What does Gooligan do?

Gooligan is a malware that aims to access data from Google services such as Google Play, Gmail, Google Photos, Google Docs, G Suite, Google Drive and others by gaining root access to devices and stealing authentication tokens from other applications.

Once a user downloads an app infected with Gooligan, the malware will download a rootkit, such as VROOT or Towelroot, which are still able to access exploits on older Android versions not supported on current security updates. Once Gooligan has root access on a device, it can download a malicious module onto the device, which then injects Gooligan code into various Goole run applications.

Gooligan explained Photo: Check Point

With this infection method, Gooligan can gain control of a user’s Gmail account and Android authentication token details. Authentication tokens confirm a successful login to various apps and services. If compromised, malicious users can fake a login to gain access to an original users’ accounts and information.

Gooligan leaving fake ratings on malware app. Photo: Check Point

Gooligan also can install infected apps to submit fake reviews and higher ratings to promote further downloads. The malware lists these fake apps within a device’s Appendix A. Such applications include Perfect Cleaner, WiFi Enhancer, Memory Booster, Multifunction Flashlight and Simple Calculator. Find a complete list of fake Gooligan apps here.  

Gooligan can also install adware to to generate revenue through ads.

What Android smartphones are most at risk?

Android smartphones running software in the Jelly Bean, KitKat and Lollipop versions are most at risk. This puts up to 74 percent of Android devices at risk for infection by Gooligan. Devices most at risk are those in Asia at 57 percent, due to users in this region having a propensity for third-party app stores. Gooligan is then most prevalent in the Americas at 19 percent, Africa at 15 percent and Europe at 9 percent.

Android devices at risk for infection by Gooligan. Photo: Check Point

How will I know if my Android smartphone is infected with Gooligan?

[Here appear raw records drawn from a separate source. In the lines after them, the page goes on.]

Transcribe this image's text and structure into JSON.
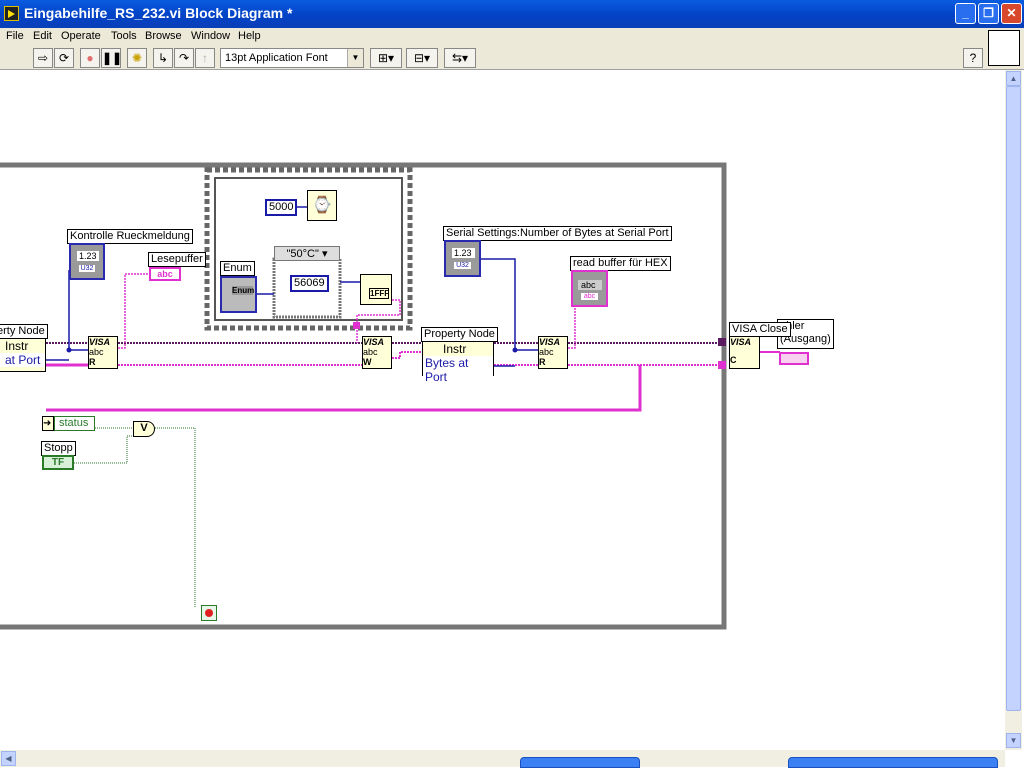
{
  "window": {
    "title": "Eingabehilfe_RS_232.vi Block Diagram *"
  },
  "menu": [
    "File",
    "Edit",
    "Operate",
    "Tools",
    "Browse",
    "Window",
    "Help"
  ],
  "toolbar": {
    "font": "13pt Application Font",
    "help": "?"
  },
  "diagram": {
    "property_node_left": {
      "title": "erty Node",
      "ref": "Instr",
      "prop": "at Port"
    },
    "kontrolle": {
      "label": "Kontrolle Rueckmeldung",
      "value": "1.23",
      "type": "U32"
    },
    "lesepuffer": {
      "label": "Lesepuffer",
      "type": "abc"
    },
    "wait_const": "5000",
    "enum": {
      "label": "Enum",
      "text": "Enum"
    },
    "case_selector": "\"50°C\"",
    "case_const": "56069",
    "hex_fmt": "1FFF",
    "visa_read1": {
      "top": "VISA",
      "mid": "abc",
      "mode": "R"
    },
    "visa_write": {
      "top": "VISA",
      "mid": "abc",
      "mode": "W"
    },
    "serial_settings": {
      "label": "Serial Settings:Number of Bytes at Serial Port",
      "value": "1.23",
      "type": "U32"
    },
    "read_hex": {
      "label": "read buffer für HEX",
      "value": "abc",
      "type": "abc"
    },
    "property_node_right": {
      "title": "Property Node",
      "ref": "Instr",
      "prop": "Bytes at Port"
    },
    "visa_read2": {
      "top": "VISA",
      "mid": "abc",
      "mode": "R"
    },
    "visa_close": {
      "label": "VISA Close",
      "top": "VISA",
      "mode": "C"
    },
    "fehler": {
      "label": "ehler\n(Ausgang)"
    },
    "status": "status",
    "stopp": {
      "label": "Stopp",
      "value": "TF"
    },
    "or_gate": "V"
  },
  "colors": {
    "titlebar": "#0a5ce0",
    "refwire": "#5a1a60",
    "errwire": "#e030d0",
    "numwire": "#1a1aa8",
    "boolwire": "#2a7a2a"
  }
}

Users can check their applications list for any of the fake Gooligan apps. Users can also use Check Point’s Gooligan detection tool to determine if their Gmail address has been compromised.  

What do I do if I my Android smartphone is infected with Golligan?

Users must flash a clean version of Android software onto their smartphones. Those who are not tech savvy should get assistance from a certified technician or their mobile carriers. Users should also change the passwords on their Google accounts.

What you can do to protect your Android smartphone

Avoid third-party app stores. Only download apps from official sources like the Google Play Store.Only download apps from trusted developers.Update your device to the latest Android software (Android 6.0 Marshmallow or Android 7.0 Nougat) if possible.

Gooligan Prognosis

Google is currently working with Check Point to ensure Gooligan does not become a serious threat to Android users on a broad scale. While some users have discovered Gooligan on their smartphones, Google has found no evidence of data breaching and attack targets, Adrian Ludwig, Google’s director of Android security stated in a Google Plus post.

To help secure Android as a whole Google has developed the Verify Apps mechanism, which alerts users of the download of malicious applications, even from third-party app stores. The Android team has also worked to remove fake Gooligan apps from the Google Play Store.

Google is also working with users whose devices have been infected by Gooligan to ensure they can securely sign into their devices. Finally, the tech giant has continued efforts with internet service providers to identify and take down the virtual infrastructure that hosts such malware.